Jhere’s a picture book kind of playfulness to Diane Villadsen’s photos. Not only do they practically twirl with sprightly youth and wonder, but they also toy with colors and shapes. They remind the viewer to let out that inner kid for a breath of fresh air.
The first thing others tend to notice about Villadsen’s visuals are those joyful, zany splashes of color. “I find myself coming back and back again to the same colors,” she observes. “Pinks, mint greens, tomato reds, yellows.” She’s crafted several presets so anyone can dip their pictures in what she describes as her “candy-colored dreamworld.” The palate, creamy and colorful with a vintage flourish, imparts a Candyland-come-to-life kind of aura. The feeling is furthered by delicious preset names—titles like Pop! Cotton Candy and Pop! Jelly Bean. One of her favorites—Pop! Peppermint (“warm, pink undertones with a dreamy glow”) is particularly fitting considering Villadsen’s wistfulness for a world glimpsed through rose-colored glasses.
“I love painting a picture for people, a different universe,” Villadsen notes. “I want it to feel—not like I’m in San Jose surrounded by strip malls and beige buildings—but I want it to feel like we’re in this magical world where it’s modern and clean and colorful and the buildings are painted crazy colors.”
“There has to be a layer of unexpected and a layer of almost…impossible in every photo.” -Diane Villadsen
This alternative view of the world, slightly weirder and far more whimsical than reality, recalls childhood imagination. Often the aesthetic results in the unanticipated: “There has to be a layer of unexpected and a layer of almost…impossible in every photo,” Villadsen says. As an example, she describes two approaches to a photoshoot on a pretty green hillside. “Some photographers would just take someone attractive there and shoot them at golden hour and call it a day. And that’s a beautiful photo. But almost anyone can get to that point technically.” In contrast, Villadsen seeks to add that extra layer. “I might bring five different colorfully painted chairs to that hillside—either have one model that I’m going to clone five times or five models.”
In addition, Villadsen’s adult models reclaim the creativity of youth—particularly through how they play with shapes. The photographer gives them the space to interact tactilely with props, often in a goofy manner. One model might strike spirited poses with the halves of a grapefruit, holding the rosy circles over her eyes like some kind of bush baby. Or two friends might toss a cinnabar-red ball back and forth as they balance on giant building block cubes.

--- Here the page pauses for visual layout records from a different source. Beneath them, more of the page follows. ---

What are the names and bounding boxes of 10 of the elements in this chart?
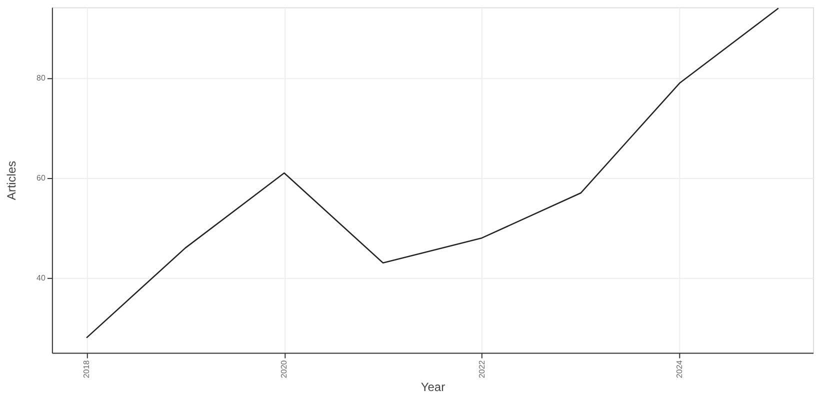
x-axis-title: Year (420, 380, 446, 394)
y-tick-label: 80 (36, 74, 46, 83)
y-tick-label: 60 (36, 174, 46, 183)
x-tick-label: 2024 (675, 360, 684, 378)
y-axis-title: Articles (4, 160, 19, 200)
line-series (86, 8, 780, 338)
x-tick-label: 2022 (477, 360, 486, 378)
y-tick-label: 40 (36, 273, 46, 282)
x-tick-label: 2018 (82, 360, 92, 378)
x-tick-label: 2020 (280, 360, 289, 378)
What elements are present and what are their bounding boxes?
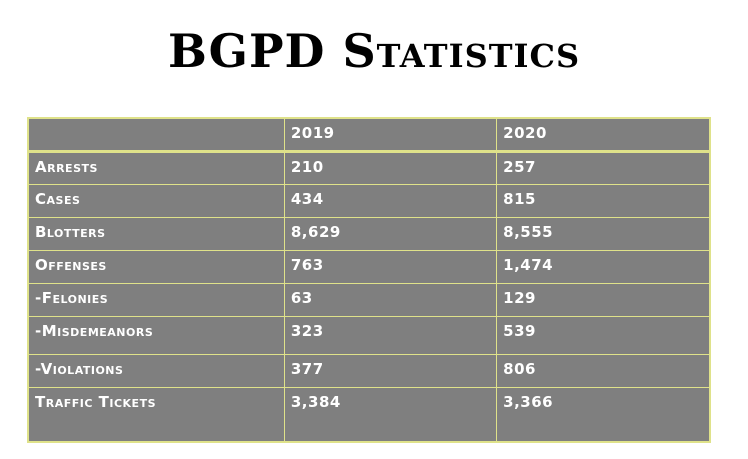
- row-label: -Felonies: [27, 283, 285, 317]
- row-label: Offenses: [27, 250, 285, 284]
- row-label: Blotters: [27, 217, 285, 251]
- value-2019: 434: [283, 184, 498, 218]
- row-label: -Violations: [27, 354, 285, 388]
- table-row: -Violations 377 806: [27, 354, 711, 388]
- header-cell-2020: 2020: [496, 117, 711, 152]
- value-2019: 323: [283, 316, 498, 355]
- value-2019: 8,629: [283, 217, 498, 251]
- value-2020: 129: [496, 283, 711, 317]
- value-2020: 806: [496, 354, 711, 388]
- value-2019: 377: [283, 354, 498, 388]
- row-label: Cases: [27, 184, 285, 218]
- value-2019: 63: [283, 283, 498, 317]
- table-row: Offenses 763 1,474: [27, 250, 711, 284]
- value-2020: 257: [496, 151, 711, 185]
- table-header-row: 2019 2020: [27, 117, 711, 152]
- table-row: Blotters 8,629 8,555: [27, 217, 711, 251]
- row-label: Traffic Tickets: [27, 387, 285, 442]
- header-cell-2019: 2019: [283, 117, 498, 152]
- value-2019: 3,384: [283, 387, 498, 442]
- table-row: -Misdemeanors 323 539: [27, 316, 711, 355]
- header-cell-empty: [27, 117, 285, 152]
- value-2020: 8,555: [496, 217, 711, 251]
- value-2019: 210: [283, 151, 498, 185]
- table-row: -Felonies 63 129: [27, 283, 711, 317]
- value-2020: 815: [496, 184, 711, 218]
- statistics-table: 2019 2020 Arrests 210 257 Cases 434 815 …: [27, 117, 711, 443]
- table-row: Arrests 210 257: [27, 151, 711, 185]
- row-label: Arrests: [27, 151, 285, 185]
- value-2020: 3,366: [496, 387, 711, 442]
- table-row: Traffic Tickets 3,384 3,366: [27, 387, 711, 442]
- table-row: Cases 434 815: [27, 184, 711, 218]
- value-2020: 539: [496, 316, 711, 355]
- row-label: -Misdemeanors: [27, 316, 285, 355]
- value-2019: 763: [283, 250, 498, 284]
- page-title: BGPD Statistics: [167, 24, 581, 78]
- value-2020: 1,474: [496, 250, 711, 284]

In her series Taking Shape, a collaboration with installations designer Claire Xue, she kicks it up a notch. Xue cut out amoeba-shaped forms from people-sized pieces of foam. Villadsen then captured her two models, Xin and Joel, interacting with the props as they followed the impulses of their imagination. With the enthusiasm and energy of kids exploring a jungle gym, the models entwined legs and arms around the curves, poked their bodies through large holes in the foam’s surface, and toted the giant shapes about the set. “My not even knowing the results made it almost cooler,” Villadsen smiles. “It made some magical combinations.”
The childlike wonder of these images is tempered with a more complex adult lens, most noticeably through rich representation. The photographer often recruits elderly models as well as minorities with skin tones as diverse as her color scheme. And her portrayals of women are anything but stagnant. A girl in Villadsen’s images is never simply a pretty face. “What can I do to make this not just a pretty person, a pretty photo?” she asks herself. “What’s the next level?
Curiosity, joy, energy—these attributes don’t have to be monopolized by the younger generation. They’re vital at any age. Let Villadsen be a reminder to play with your environment, indulge your inquisitive side, and savor those candy-colorful moments.